第3章 不幸少女
「ま、そんなとこかな。」
黒川さんはニッコリと笑った。
段々と、見分けがつくようになってきた。
この人が本音を話している時と、話していない時の顔。
今は…多分何かを隠してる。
「黒川さんにとってその女性は…どんな存在だったの?」
「ただの知り合いだよ。」
これは多分、嘘。
だけど、これ以上は聞かない方がいい気がした。
「シュリ。うちにおいでよ。
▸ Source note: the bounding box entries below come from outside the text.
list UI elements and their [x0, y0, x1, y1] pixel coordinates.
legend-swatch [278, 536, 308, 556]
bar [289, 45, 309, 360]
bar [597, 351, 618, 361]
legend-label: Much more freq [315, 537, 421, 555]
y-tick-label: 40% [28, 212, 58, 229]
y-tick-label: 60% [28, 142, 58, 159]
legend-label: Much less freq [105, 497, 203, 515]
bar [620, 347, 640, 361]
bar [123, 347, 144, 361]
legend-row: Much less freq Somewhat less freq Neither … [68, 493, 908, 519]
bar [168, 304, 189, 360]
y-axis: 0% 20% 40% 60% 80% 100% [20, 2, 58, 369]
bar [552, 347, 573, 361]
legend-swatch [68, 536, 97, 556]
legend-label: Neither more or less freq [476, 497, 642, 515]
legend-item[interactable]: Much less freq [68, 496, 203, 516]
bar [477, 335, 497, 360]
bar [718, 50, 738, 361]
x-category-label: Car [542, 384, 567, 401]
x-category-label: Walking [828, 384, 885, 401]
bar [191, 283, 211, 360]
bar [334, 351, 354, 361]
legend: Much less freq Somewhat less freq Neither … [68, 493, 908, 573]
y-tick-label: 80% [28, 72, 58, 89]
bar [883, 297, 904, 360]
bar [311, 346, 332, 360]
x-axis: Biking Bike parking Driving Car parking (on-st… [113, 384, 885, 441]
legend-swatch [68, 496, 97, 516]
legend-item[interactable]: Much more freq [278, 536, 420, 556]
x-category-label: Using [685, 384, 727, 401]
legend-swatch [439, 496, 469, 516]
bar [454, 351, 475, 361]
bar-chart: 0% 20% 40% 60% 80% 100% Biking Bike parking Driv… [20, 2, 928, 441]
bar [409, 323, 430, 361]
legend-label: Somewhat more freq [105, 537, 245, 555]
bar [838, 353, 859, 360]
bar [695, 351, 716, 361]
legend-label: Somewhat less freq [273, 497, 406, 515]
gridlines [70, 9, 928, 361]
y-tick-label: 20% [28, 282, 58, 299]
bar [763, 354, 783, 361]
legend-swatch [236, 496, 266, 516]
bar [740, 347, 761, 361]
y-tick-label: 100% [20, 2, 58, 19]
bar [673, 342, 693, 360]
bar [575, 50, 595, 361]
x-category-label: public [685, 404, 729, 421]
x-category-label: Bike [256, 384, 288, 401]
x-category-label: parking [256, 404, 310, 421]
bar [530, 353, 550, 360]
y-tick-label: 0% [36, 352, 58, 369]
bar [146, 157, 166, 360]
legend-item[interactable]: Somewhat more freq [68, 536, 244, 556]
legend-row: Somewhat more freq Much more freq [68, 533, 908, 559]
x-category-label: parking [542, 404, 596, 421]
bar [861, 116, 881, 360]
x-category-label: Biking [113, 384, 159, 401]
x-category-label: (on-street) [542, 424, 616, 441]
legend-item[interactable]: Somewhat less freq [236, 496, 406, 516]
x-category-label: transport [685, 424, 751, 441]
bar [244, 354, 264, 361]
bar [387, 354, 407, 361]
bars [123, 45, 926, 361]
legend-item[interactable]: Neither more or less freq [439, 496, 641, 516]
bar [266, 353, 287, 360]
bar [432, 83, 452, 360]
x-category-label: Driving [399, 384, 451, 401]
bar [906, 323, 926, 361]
」
優しさを含んだその口調に、私は小さく頷いた。
きっとその女性は、黒川さんと関係が深かったのだろう。
そして黒川さんは、私を通してその女性を見ている。
いつか…話してくれる時が来るだろうか。
ただ、黒川さんがとても孤独で寂しい人に見えて。
そんな彼の傍にいたいと思う自分がいた。
これは、恋でも愛でもなくて。
ただ、私も孤独だから。
孤独な者同士の傷の舐め合いだ。
翌日、私は荷物を纏めて黒川さんのマンションで生活を始めた。
私の仕事が見付かったら戻れるようにと、黒川さんは私のアパートの家賃を払い続けると言ってくれた。
私が彼に出来ることは何も無いのかもしれないが、それはこれから自分なりに探していこうと思う。